Much research has reported the training data of summarization models are noisy; summaries often do not reflect what is written in the source texts. We propose an effective method of curriculum learning to train summarization models from such noisy data. Curriculum learning is used to train sequence-to-sequence models with noisy data. In translation tasks, previous research quantified noise of the training data using two models trained with noisy and clean corpora. Because such corpora do not exist in summarization fields, we propose a model that can quantify noise from a single noisy corpus. We conduct experiments on three summarization models; one pretrained model and two non-pretrained models, and verify our method improves the performance. Furthermore, we analyze how different curricula affect the performance of pretrained and non-pretrained summarization models.
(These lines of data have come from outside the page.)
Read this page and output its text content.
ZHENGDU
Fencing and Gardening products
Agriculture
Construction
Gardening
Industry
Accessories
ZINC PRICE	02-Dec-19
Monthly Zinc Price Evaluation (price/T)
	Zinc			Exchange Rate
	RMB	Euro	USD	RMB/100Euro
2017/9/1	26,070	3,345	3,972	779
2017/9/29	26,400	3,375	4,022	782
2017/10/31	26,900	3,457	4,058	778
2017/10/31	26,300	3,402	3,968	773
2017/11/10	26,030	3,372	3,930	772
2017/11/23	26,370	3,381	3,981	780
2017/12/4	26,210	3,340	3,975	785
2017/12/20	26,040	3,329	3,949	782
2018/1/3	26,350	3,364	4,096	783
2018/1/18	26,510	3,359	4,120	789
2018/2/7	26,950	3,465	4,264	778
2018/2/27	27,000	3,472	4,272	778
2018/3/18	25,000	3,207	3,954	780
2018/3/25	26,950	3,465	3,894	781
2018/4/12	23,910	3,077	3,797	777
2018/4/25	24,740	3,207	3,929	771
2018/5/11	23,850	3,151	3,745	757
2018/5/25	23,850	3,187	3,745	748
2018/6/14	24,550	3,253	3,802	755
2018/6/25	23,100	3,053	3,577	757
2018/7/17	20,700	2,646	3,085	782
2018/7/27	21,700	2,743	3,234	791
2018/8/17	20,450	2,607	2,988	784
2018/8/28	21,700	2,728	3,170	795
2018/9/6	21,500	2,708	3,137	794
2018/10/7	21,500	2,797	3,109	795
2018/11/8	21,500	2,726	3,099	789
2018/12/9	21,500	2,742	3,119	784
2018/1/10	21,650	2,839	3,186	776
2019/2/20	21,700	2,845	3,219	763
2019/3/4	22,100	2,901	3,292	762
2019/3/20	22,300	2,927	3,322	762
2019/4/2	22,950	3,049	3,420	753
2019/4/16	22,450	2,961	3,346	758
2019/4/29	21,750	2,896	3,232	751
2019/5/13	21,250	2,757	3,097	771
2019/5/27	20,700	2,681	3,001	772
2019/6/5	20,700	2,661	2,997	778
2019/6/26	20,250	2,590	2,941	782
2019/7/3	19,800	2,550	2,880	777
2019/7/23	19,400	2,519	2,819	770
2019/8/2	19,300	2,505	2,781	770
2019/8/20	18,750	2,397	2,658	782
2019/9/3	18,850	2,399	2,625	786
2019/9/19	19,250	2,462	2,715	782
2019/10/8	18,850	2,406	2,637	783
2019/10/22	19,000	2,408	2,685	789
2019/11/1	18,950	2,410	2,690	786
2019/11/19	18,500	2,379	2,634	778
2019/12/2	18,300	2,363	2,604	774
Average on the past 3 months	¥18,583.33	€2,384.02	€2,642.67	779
Our result on human evaluation also shows our method improves the performance of summarization models.


Reinforcement Learning with Imbalanced Dataset for Data-to-Text Medical Report Generation
Toru Nishino | Ryota Ozaki | Yohei Momoki | Tomoki Taniguchi | Ryuji Kano | Norihisa Nakano | Yuki Tagawa | Motoki Taniguchi | Tomoko Ohkuma | Keigo Nakamura
Findings of the Association for Computational Linguistics: EMNLP 2020

Automated generation of medical reports that describe the findings in the medical images helps radiologists by alleviating their workload. Medical report generation system should generate correct and concise reports. However, data imbalance makes it difficult to train models accurately. Medical datasets are commonly imbalanced in their finding labels because incidence rates differ among diseases; moreover, the ratios of abnormalities to normalities are significantly imbalanced. We propose a novel reinforcement learning method with a reconstructor to improve the clinical correctness of generated reports to train the data-to-text module with a highly imbalanced dataset. Moreover, we introduce a novel data augmentation strategy for reinforcement learning to additionally train the model on infrequent findings. From the perspective of a practical use, we employ a Two-Stage Medical Report Generator (TS-MRGen) for controllable report generation from input images. TS-MRGen consists of two separated stages: an image diagnosis module and a data-to-text module. Radiologists can modify the image diagnosis module results to control the reports that the data-to-text module generates. We conduct an experiment with two medical datasets to assess the data-to-text module and the entire two-stage model. Results demonstrate that the reports generated by our model describe the findings in the input image more correctly.


Keeping Consistency of Sentence Generation and Document Classification with Multi-Task Learning
Toru Nishino | Shotaro Misawa | Ryuji Kano | Tomoki Taniguchi | Yasuhide Miura | Tomoko Ohkuma
Proceedings of the 2019 Conference on Empirical Methods in Natural Language Processing and the 9th International Joint Conference on Natural Language Processing (EMNLP-IJCNLP)

The automated generation of information indicating the characteristics of articles such as headlines, key phrases, summaries and categories helps writers to alleviate their workload. Previous research has tackled these tasks using neural abstractive summarization and classification methods. However, the outputs may be inconsistent if they are generated individually. The purpose of our study is to generate multiple outputs consistently. We introduce a multi-task learning model with a shared encoder and multiple decoders for each task. We propose a novel loss function called hierarchical consistency loss to maintain consistency among the attention weights of the decoders. To evaluate the consistency, we employ a human evaluation. The results show that our model generates more consistent headlines, key phrases and categories. In addition, our model outperforms the baseline model on the ROUGE scores, and generates more adequate and fluent headlines.